Нанести штрих-другой оказалось и вправду несложно, но все же Миша скромничал, без художественных задатков в этом траурном жанре делать нечего.
— Сказал же, будет новый инструмент, до конца недели будет, — успокаивал Мишу Гаврилыч. — Хорошо, можешь не мучить сегодня бойца, тогда вперед, колоть гранит. Что значит не твоя смена? Ну тогда заканчивай Камаева и не морочь мне голову!
Михаил недовольно шмыгал носом, дул губы, еле слышно матерясь, и продолжал оживлять тупым керном десантника.

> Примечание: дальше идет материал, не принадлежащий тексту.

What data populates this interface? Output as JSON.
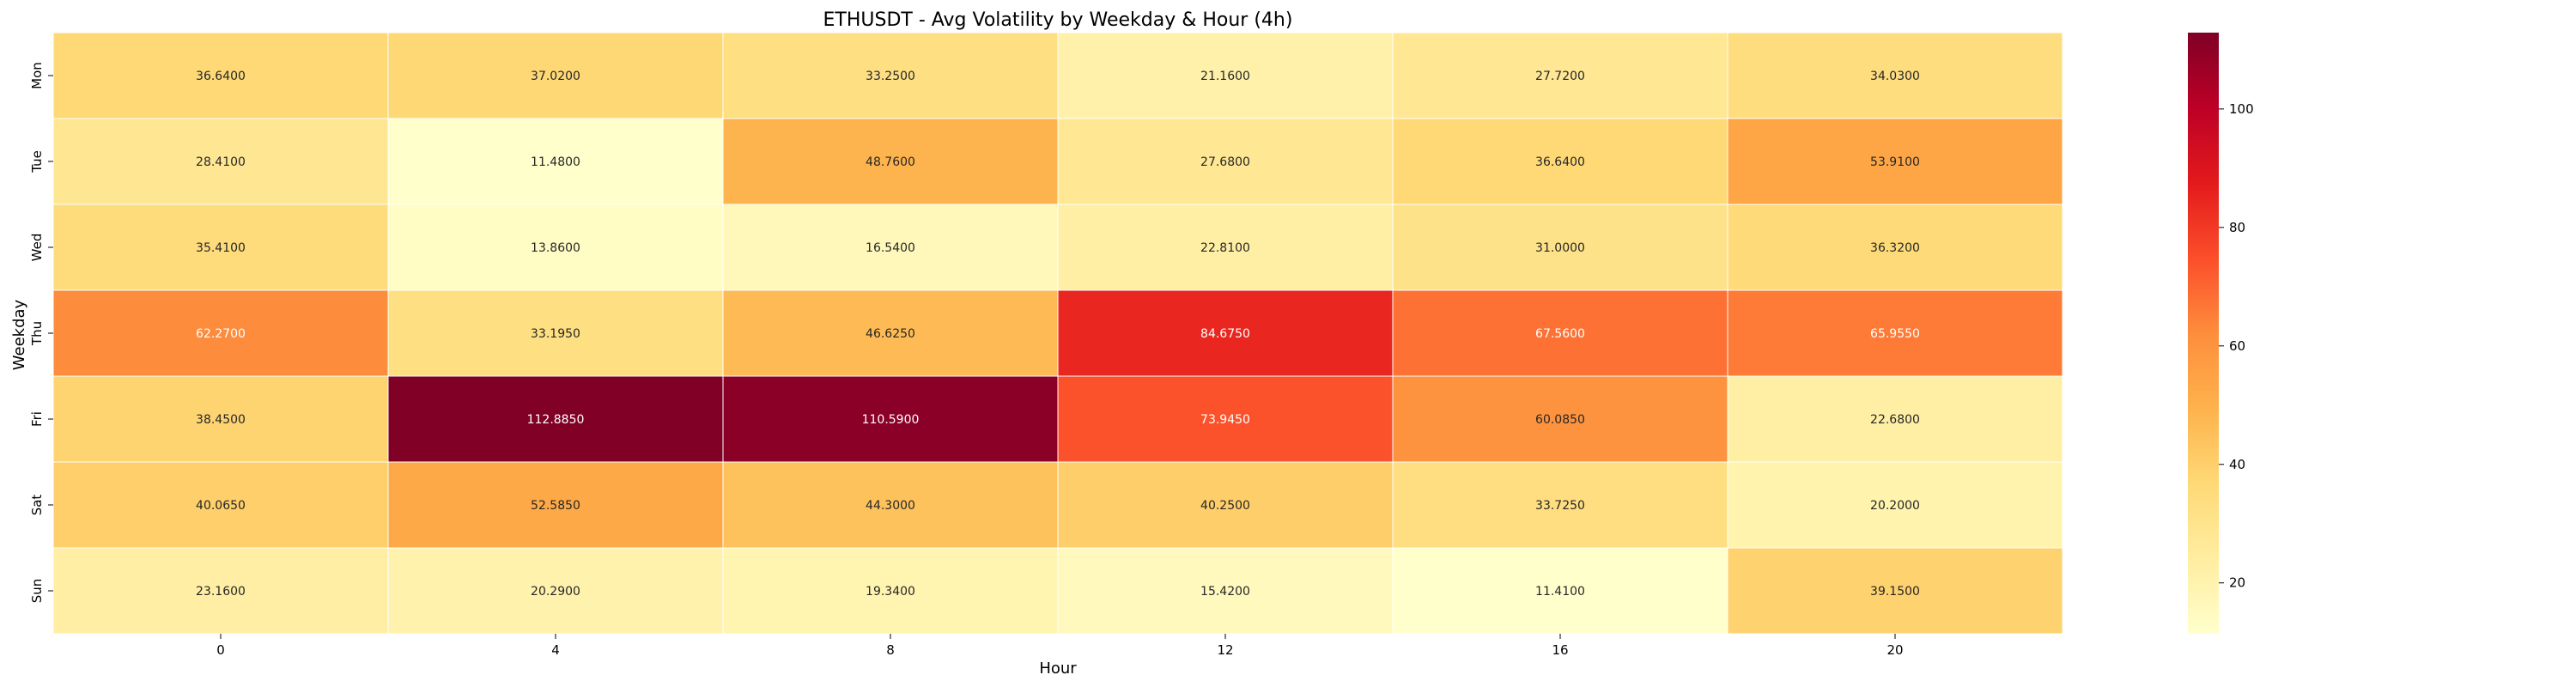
{
  "chart_data": {
    "type": "heatmap",
    "title": "ETHUSDT - Avg Volatility by Weekday & Hour (4h)",
    "xlabel": "Hour",
    "ylabel": "Weekday",
    "x": [
      "0",
      "4",
      "8",
      "12",
      "16",
      "20"
    ],
    "y": [
      "Mon",
      "Tue",
      "Wed",
      "Thu",
      "Fri",
      "Sat",
      "Sun"
    ],
    "values": [
      [
        36.64,
        37.02,
        33.25,
        21.16,
        27.72,
        34.03
      ],
      [
        28.41,
        11.48,
        48.76,
        27.68,
        36.64,
        53.91
      ],
      [
        35.41,
        13.86,
        16.54,
        22.81,
        31.0,
        36.32
      ],
      [
        62.27,
        33.195,
        46.625,
        84.675,
        67.56,
        65.955
      ],
      [
        38.45,
        112.885,
        110.59,
        73.945,
        60.085,
        22.68
      ],
      [
        40.065,
        52.585,
        44.3,
        40.25,
        33.725,
        20.2
      ],
      [
        23.16,
        20.29,
        19.34,
        15.42,
        11.41,
        39.15
      ]
    ],
    "value_format_decimals": 4,
    "colorbar": {
      "colormap": "YlOrRd",
      "vmin": 11.41,
      "vmax": 112.885,
      "ticks": [
        20,
        40,
        60,
        80,
        100
      ]
    },
    "grid": false,
    "legend": "colorbar-right"
  }
}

И вот уже проступали смешливые глаза Радика, широкие скулы… Радик смотрел с камня почти один в один как с фотокарточки, прижатой скотчем тут же на полированной поверхности. Возможно, лучшей фотокарточки, изъятой родителями по такому случаю из домашнего альбома. И все же на сером “зеркале” выходил он немного иначе, словно говорил: “Вот жил, не тужил, я — Радик, и был я когда-то чьим-то. Маминым был, папиным, девушки любимой… И даже сержант, когда его спрашивал кто-нибудь из офицеров: чей это охламон? — рапортовал: — мой, твщ капитан! А тут клюнула меня пуля, и стал я как бы ничьим. Но вы, мама, папа и любимая девушка, не убивайтесь. Вы как только поймете, что все мы от первого вздоха ничьи на белом свете и даже у смерти нет на нас купчей, так сразу вам станет хорошо и ровно. Верьте мне — мир горний дает понимание конечное, мир дольний — только заблуждения да смятение чувств”.

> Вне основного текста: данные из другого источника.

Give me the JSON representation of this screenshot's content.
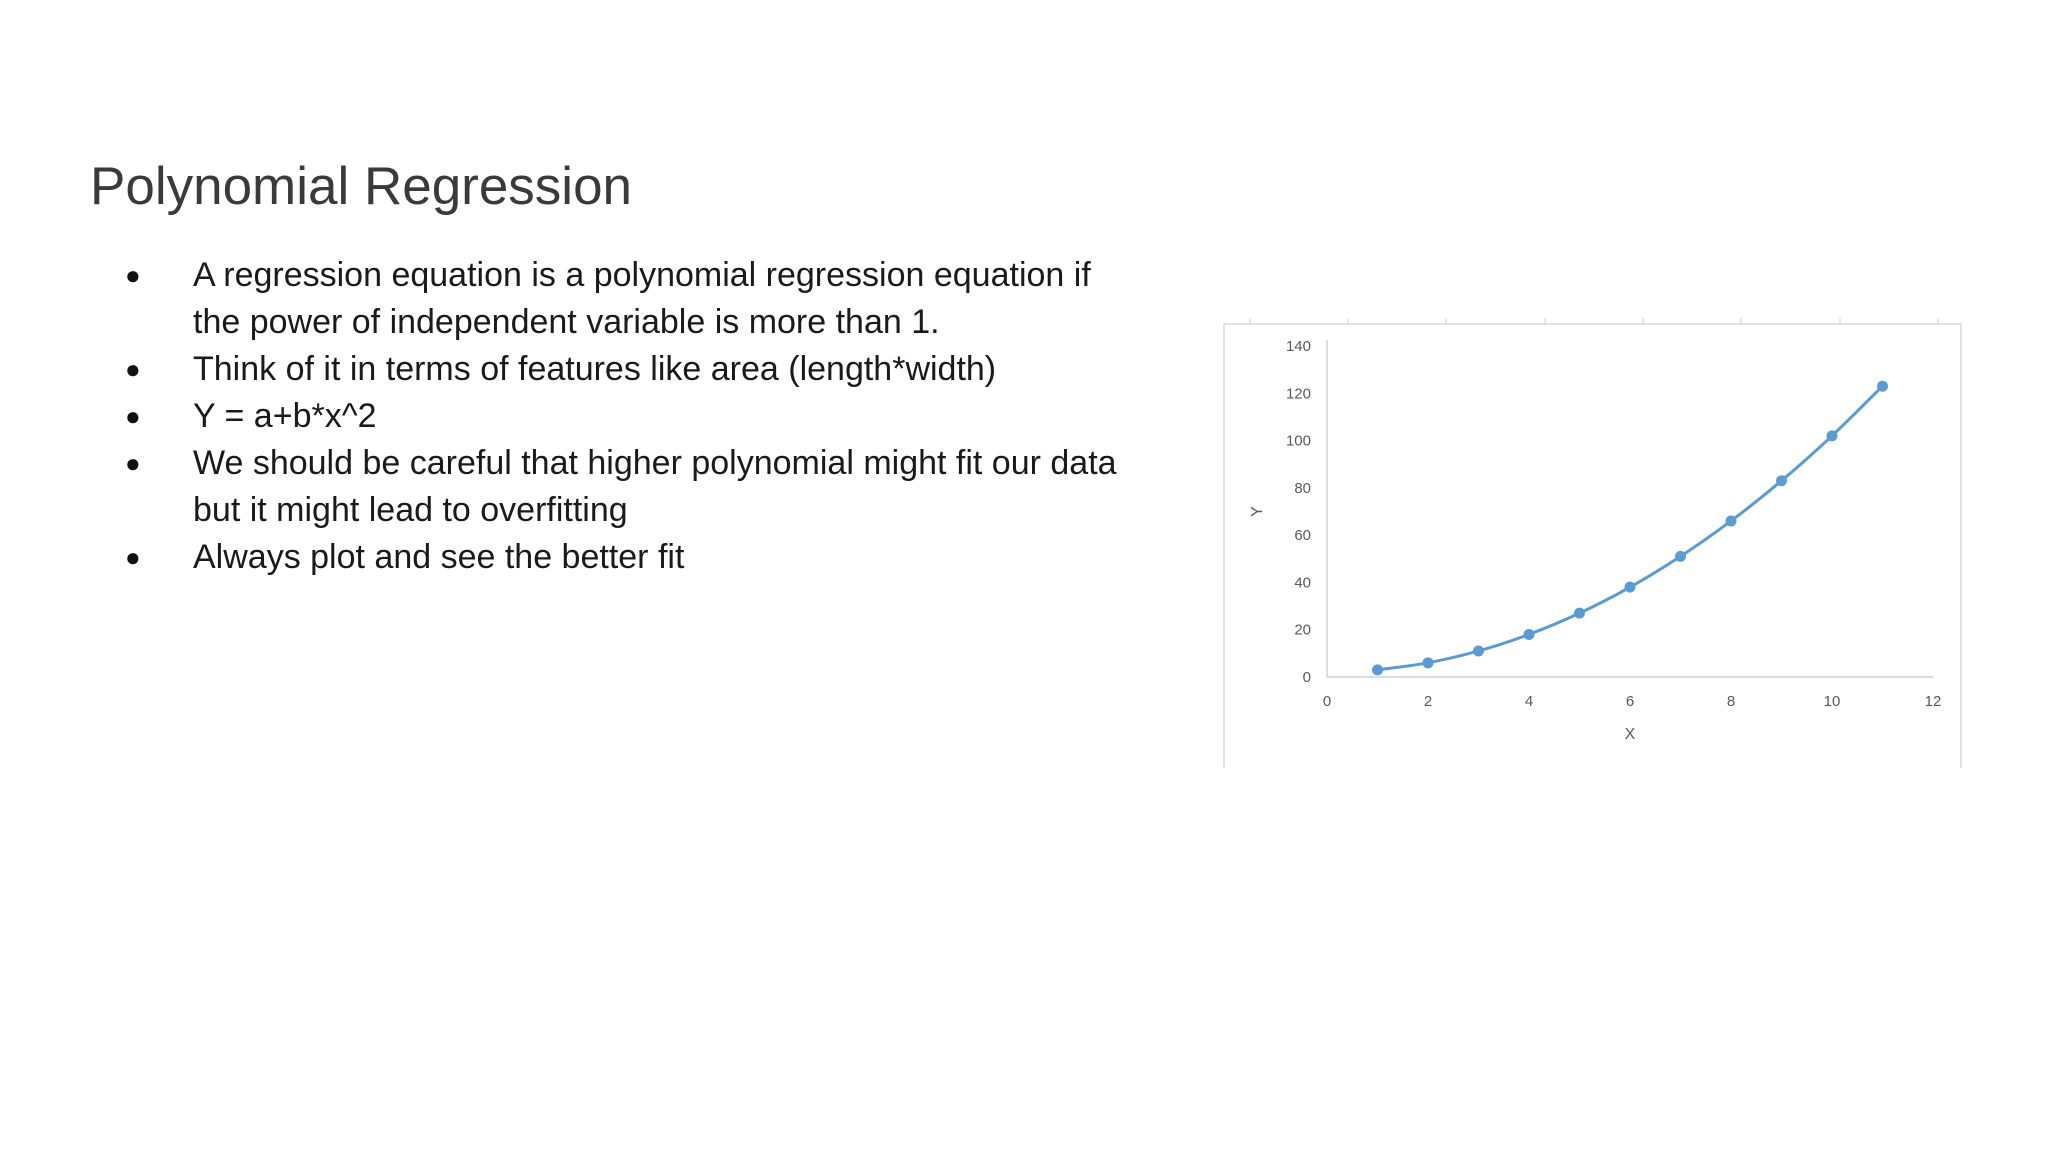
{
  "slide": {
    "title": "Polynomial Regression",
    "bullets": [
      "A regression equation is a polynomial regression equation if the power of independent variable is more than 1.",
      "Think of it in terms of features like area (length*width)",
      "Y = a+b*x^2",
      "We should be careful that higher polynomial might fit our data but it might lead to overfitting",
      "Always plot and see the better fit"
    ],
    "bullet_marker": "●"
  },
  "chart_data": {
    "type": "line",
    "title": "",
    "xlabel": "X",
    "ylabel": "Y",
    "xlim": [
      0,
      12
    ],
    "ylim": [
      0,
      140
    ],
    "xticks": [
      0,
      2,
      4,
      6,
      8,
      10,
      12
    ],
    "yticks": [
      0,
      20,
      40,
      60,
      80,
      100,
      120,
      140
    ],
    "grid": false,
    "legend": "none",
    "markers": true,
    "color": "#5b9bd5",
    "series": [
      {
        "x": [
          1,
          2,
          3,
          4,
          5,
          6,
          7,
          8,
          9,
          10,
          11
        ],
        "y": [
          3,
          6,
          11,
          18,
          27,
          38,
          51,
          66,
          83,
          102,
          123
        ]
      }
    ]
  }
}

Примерно так смотрел Радик с камня. Потом вдруг из-за облаков выкатилось постылое солнышко, и Валера вспомнил, что уже полминуты не помнит о своей девочке. А тут еще Миша через плечо обернулся и глянул странно, будто сказал: “Видишь, как просто. Тебе всего-то надо принести ее фотокарточку, а я уж прикину твою девочку на камушек. Прикину так славно, что сразу увидишь, поймешь — не твоя └твоя девочка” и никогда ею не была. Ничья, как и все мы. И это правильно. Такая вот гранитная таблетка. Разом всё отсохнет. Ну что, подхороним или будешь дальше
сопли пускать?”
Миша, ясно, ничего такого не произнес, отвернулся, продолжив работу, а Валере стало как-то не по себе. Он встал, хрустнув коленками, и тихо пошел оттуда. Выбрался из балки, дождался автобуса с голубой полосой и сел к дому. Домой, правда, не попал, на подходе свернул в их любимое кафе и пил до поперечной темноты в глазах.

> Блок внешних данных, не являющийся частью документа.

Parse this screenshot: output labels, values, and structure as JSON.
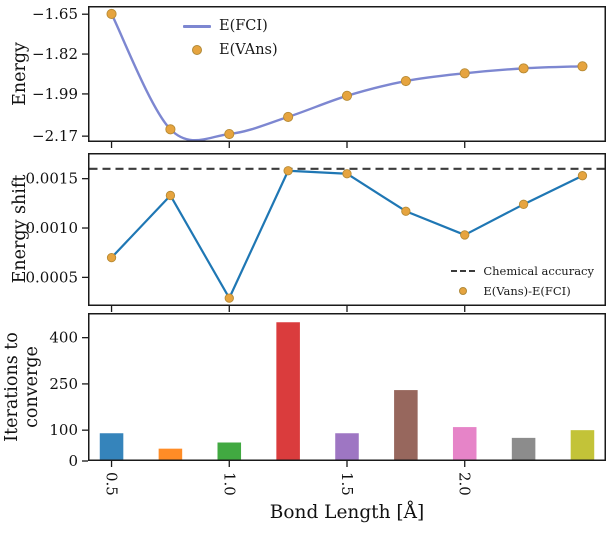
{
  "labels": {
    "energy_axis": "Energy",
    "energy_shift_axis": "Energy shift",
    "iterations_axis": "Iterations to\nconverge",
    "x_axis": "Bond Length [Å]"
  },
  "chart_data": [
    {
      "type": "line",
      "title": "",
      "ylabel": "Energy",
      "x": [
        0.5,
        0.75,
        1.0,
        1.25,
        1.5,
        1.75,
        2.0,
        2.25,
        2.5
      ],
      "xlim": [
        0.4,
        2.6
      ],
      "ylim": [
        -2.195,
        -1.615
      ],
      "grid": false,
      "yticks": {
        "values": [
          -1.65,
          -1.82,
          -1.99,
          -2.17
        ],
        "labels": [
          "−1.65",
          "−1.82",
          "−1.99",
          "−2.17"
        ]
      },
      "xticks": {
        "values": [
          0.5,
          1.0,
          1.5,
          2.0
        ],
        "labels": [
          "",
          "",
          "",
          ""
        ]
      },
      "series": [
        {
          "name": "E(FCI)",
          "kind": "line",
          "smooth": true,
          "color": "#7d87d1",
          "line_width": 2.4,
          "values": [
            -1.649,
            -2.141,
            -2.161,
            -2.088,
            -1.998,
            -1.935,
            -1.902,
            -1.881,
            -1.872
          ]
        },
        {
          "name": "E(VAns)",
          "kind": "scatter",
          "color": "#e6a43f",
          "edge_color": "#b78a33",
          "marker_size": 4.6,
          "values": [
            -1.649,
            -2.141,
            -2.161,
            -2.088,
            -1.998,
            -1.935,
            -1.902,
            -1.881,
            -1.872
          ]
        }
      ],
      "legend": {
        "position": "upper-left",
        "entries": [
          {
            "label": "E(FCI)",
            "marker": "line"
          },
          {
            "label": "E(VAns)",
            "marker": "dot"
          }
        ]
      }
    },
    {
      "type": "line",
      "title": "",
      "ylabel": "Energy shift",
      "x": [
        0.5,
        0.75,
        1.0,
        1.25,
        1.5,
        1.75,
        2.0,
        2.25,
        2.5
      ],
      "xlim": [
        0.4,
        2.6
      ],
      "ylim": [
        0.00021,
        0.00176
      ],
      "grid": false,
      "yticks": {
        "values": [
          0.0005,
          0.001,
          0.0015
        ],
        "labels": [
          "0.0005",
          "0.0010",
          "0.0015"
        ]
      },
      "xticks": {
        "values": [
          0.5,
          1.0,
          1.5,
          2.0
        ],
        "labels": [
          "",
          "",
          "",
          ""
        ]
      },
      "series": [
        {
          "name": "Chemical accuracy",
          "kind": "hline",
          "value": 0.0016,
          "color": "#3b3b3b",
          "dash": [
            8,
            5
          ],
          "line_width": 2.2
        },
        {
          "name": "E(Vans)-E(FCI)",
          "kind": "line",
          "smooth": false,
          "color": "#1f77b4",
          "line_width": 2.2,
          "values": [
            0.0007,
            0.00133,
            0.00029,
            0.00158,
            0.00155,
            0.00117,
            0.00093,
            0.00124,
            0.00153
          ]
        },
        {
          "name": "E(Vans)-E(FCI) markers",
          "kind": "scatter",
          "color": "#e6a43f",
          "edge_color": "#b78a33",
          "marker_size": 4.2,
          "values": [
            0.0007,
            0.00133,
            0.00029,
            0.00158,
            0.00155,
            0.00117,
            0.00093,
            0.00124,
            0.00153
          ]
        }
      ],
      "legend": {
        "position": "lower-right",
        "entries": [
          {
            "label": "Chemical accuracy",
            "marker": "dash"
          },
          {
            "label": "E(Vans)-E(FCI)",
            "marker": "dot"
          }
        ]
      }
    },
    {
      "type": "bar",
      "title": "",
      "ylabel": "Iterations to converge",
      "xlabel": "Bond Length [Å]",
      "x": [
        0.5,
        0.75,
        1.0,
        1.25,
        1.5,
        1.75,
        2.0,
        2.25,
        2.5
      ],
      "xlim": [
        0.4,
        2.6
      ],
      "ylim": [
        0,
        480
      ],
      "grid": false,
      "bar_width": 0.1,
      "yticks": {
        "values": [
          0,
          100,
          250,
          400
        ],
        "labels": [
          "0",
          "100",
          "250",
          "400"
        ]
      },
      "xticks": {
        "values": [
          0.5,
          1.0,
          1.5,
          2.0
        ],
        "labels": [
          "0.5",
          "1.0",
          "1.5",
          "2.0"
        ]
      },
      "series": [
        {
          "name": "Iterations to converge",
          "kind": "bar",
          "values": [
            90,
            40,
            60,
            450,
            90,
            230,
            110,
            75,
            100
          ],
          "colors": [
            "#1f77b4",
            "#ff7f0e",
            "#2ca02c",
            "#d62728",
            "#9467bd",
            "#8c564b",
            "#e377c2",
            "#7f7f7f",
            "#bcbd22"
          ]
        }
      ]
    }
  ]
}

Ливень жалил асфальт. На остановке у дома дежурили ночные девочки, провожали взглядами крадущиеся иномарки. Неподалеку сидел мокрый пес и, шумно улыбаясь, пробовал языком летящие капли. Машины притормаживали, опускали стекла и, вскинув морды, прибавляли ход: девочкам сегодня не везло. Валера подошел, сел на корточки рядом с псом. Шерстяная пасть закрылась, но улыбка никуда не делась, и теперь уже Валера сам улыбнулся бродяге, поймав себя на мысли, что все псы немного клоуны.
— Часик — две, — нежно сказала та, что помоложе.
— От меня любимая ушла.
— Прислонись к березе, и все пройдет, — пыхнула сигаретой та, что постарше, и обе рассмеялись.
— Все правильно, все мы — ничьи, да, пес? — жутко рассмеялся он.
Дома, лежа в темноте, Валера слушал раскаты дальнего грома — это плохоголовый сосед Саня, этажом выше, катал по паркету гантели.
Всего-то — принести Мише ее фотокарточку. Но нет фотокарточки, ту единственную, что была, порвал надвое и выбросил вчера в форточку.
День Валера крепился, ходил сухой. Опять листал справочник на букве “пэ”. Может, что-то да осталось от фото там, под окошком, — первый же этаж. Найти, склеить — и к Мише… Накинул гоповку, вышел из квартиры. Застыл, привалившись к электрощитку.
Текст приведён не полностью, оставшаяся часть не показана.